Published in late 19th-century America, Daisy Miller belongs to the Gilded Age. This was a period of immense economic growth that saw great increases in wealth for individual families as well as great increases in inequality between various groups in American society. Daisy's family clearly belongs to the group of people who benefited from the industrialization of this period.
The reader isn't told exactly what year the story is set in, but it seems to occur between the months of June and April. Additionally, the narrator notes that the events of the narrative are being recounted two to three years after taking place. This distance between the action and its narration creates a distance between the reader and the characters—and even between the characters and the events. The passage of time suggests that, while Daisy may have become the overwhelming focus of a year in Winterbourne's life, he has moved on to new attachments since her death.
The narrative possesses two overarching geographical settings: Vevay, Switzerland and Rome, Italy. There is a significant amount of movement within these two settings, especially in Rome. The characters spend a lot of time looking at and talking about their surroundings, but rarely do they physically engage with them. Although the setting shapes events of the novella, the characters often treat the places they are in as mere backdrops.
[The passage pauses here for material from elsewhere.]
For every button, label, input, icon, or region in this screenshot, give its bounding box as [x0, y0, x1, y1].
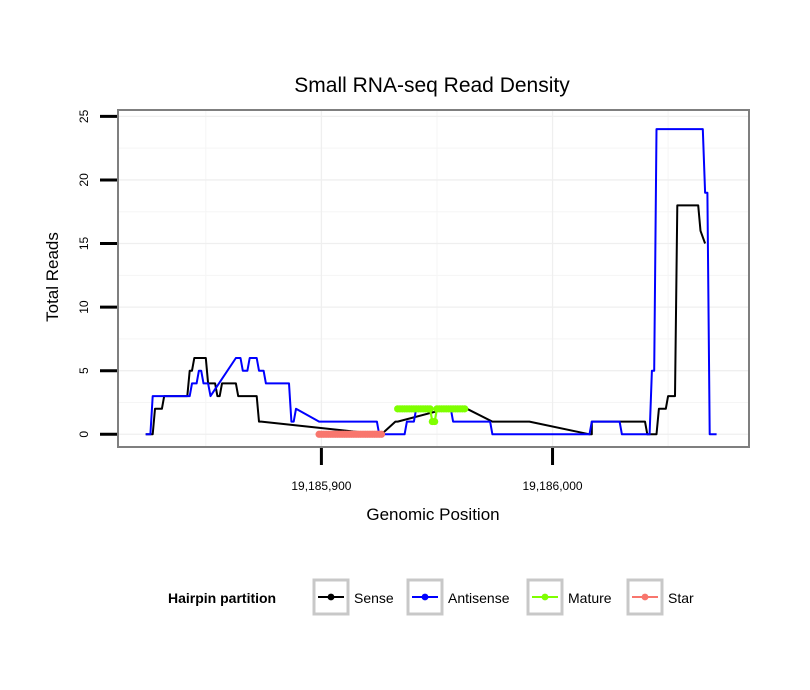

The exposition makes it clear that James assumes his reader to be American. He had a cosmopolitan upbringing and lifestyle, but he ultimately wrote for an American audience. In many ways, the story is situated in the cultural overlap (or disconnect) between the United States and Europe. The backdrop is European, but the characters and conversations are American. People like Mrs. Walker use Daisy as an example of a bad American, an example of the qualities that other Americans in Rome do not espouse.
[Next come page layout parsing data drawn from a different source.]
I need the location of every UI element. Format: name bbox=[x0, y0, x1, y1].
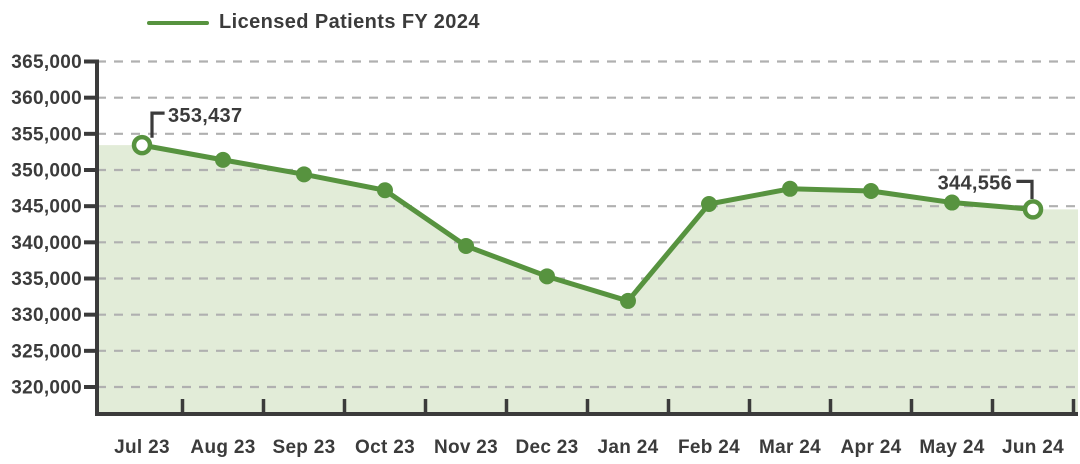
annotation-value: 344,556 bbox=[938, 172, 1012, 194]
data-point-open-marker bbox=[131, 134, 153, 156]
area-fill bbox=[97, 145, 1078, 412]
x-axis-label: Sep 23 bbox=[272, 437, 335, 458]
y-axis-label: 320,000 bbox=[11, 378, 82, 399]
data-point-open-marker bbox=[1022, 199, 1044, 220]
x-axis-label: May 24 bbox=[919, 437, 984, 458]
data-point-marker bbox=[701, 195, 717, 212]
y-axis-label: 350,000 bbox=[11, 161, 82, 182]
legend-label: Licensed Patients FY 2024 bbox=[219, 11, 480, 33]
data-point-marker bbox=[782, 180, 798, 197]
data-point-marker bbox=[539, 268, 555, 285]
data-point-marker bbox=[458, 237, 474, 254]
data-point-marker bbox=[215, 151, 231, 168]
x-axis-label: Feb 24 bbox=[678, 437, 740, 458]
data-point-marker bbox=[944, 194, 960, 211]
x-axis-label: Jun 24 bbox=[1002, 437, 1064, 458]
y-axis-label: 360,000 bbox=[11, 88, 82, 109]
y-axis-label: 335,000 bbox=[11, 269, 82, 290]
data-line bbox=[139, 142, 1036, 304]
x-axis-label: Dec 23 bbox=[515, 437, 578, 458]
y-axis-label: 325,000 bbox=[11, 341, 82, 362]
legend: Licensed Patients FY 2024 bbox=[147, 11, 480, 34]
x-axis-label: Aug 23 bbox=[190, 437, 255, 458]
y-axis-label: 355,000 bbox=[11, 124, 82, 145]
y-axis-label: 330,000 bbox=[11, 305, 82, 326]
x-axis-label: Jan 24 bbox=[598, 437, 659, 458]
annotation-value: 353,437 bbox=[168, 105, 242, 127]
data-point-marker bbox=[620, 292, 636, 309]
x-axis-label: Jul 23 bbox=[114, 437, 170, 458]
x-axis-label: Oct 23 bbox=[355, 437, 415, 458]
x-axis-label: Apr 24 bbox=[841, 437, 902, 458]
data-point-marker bbox=[296, 166, 312, 183]
annotation-bracket bbox=[150, 111, 165, 138]
data-point-marker bbox=[377, 182, 393, 199]
x-axis-label: Mar 24 bbox=[759, 437, 821, 458]
y-axis-label: 365,000 bbox=[11, 52, 82, 73]
x-axis-label: Nov 23 bbox=[434, 437, 498, 458]
legend-line-swatch bbox=[147, 20, 209, 25]
data-point-marker bbox=[863, 182, 879, 199]
y-axis-label: 340,000 bbox=[11, 233, 82, 254]
annotation-bracket bbox=[1016, 179, 1034, 199]
y-axis-label: 345,000 bbox=[11, 197, 82, 218]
Daisy and her family bring something of the youth and innocence associated with America into the sophisticated Old World context. The American expatriates buy into, and vigorously uphold, the view of Europe as established and dignified. When other Americans go against this unspoken pact, the American expatriates are horrified because they feel bound to them by association. Unlike people like Mrs. Walker, Daisy resists conforming to European standards. Her free spirit sheds light on the differences between the two cultures and impels the Europeanized Americans who interact with her to distance themselves from the standards of their home country.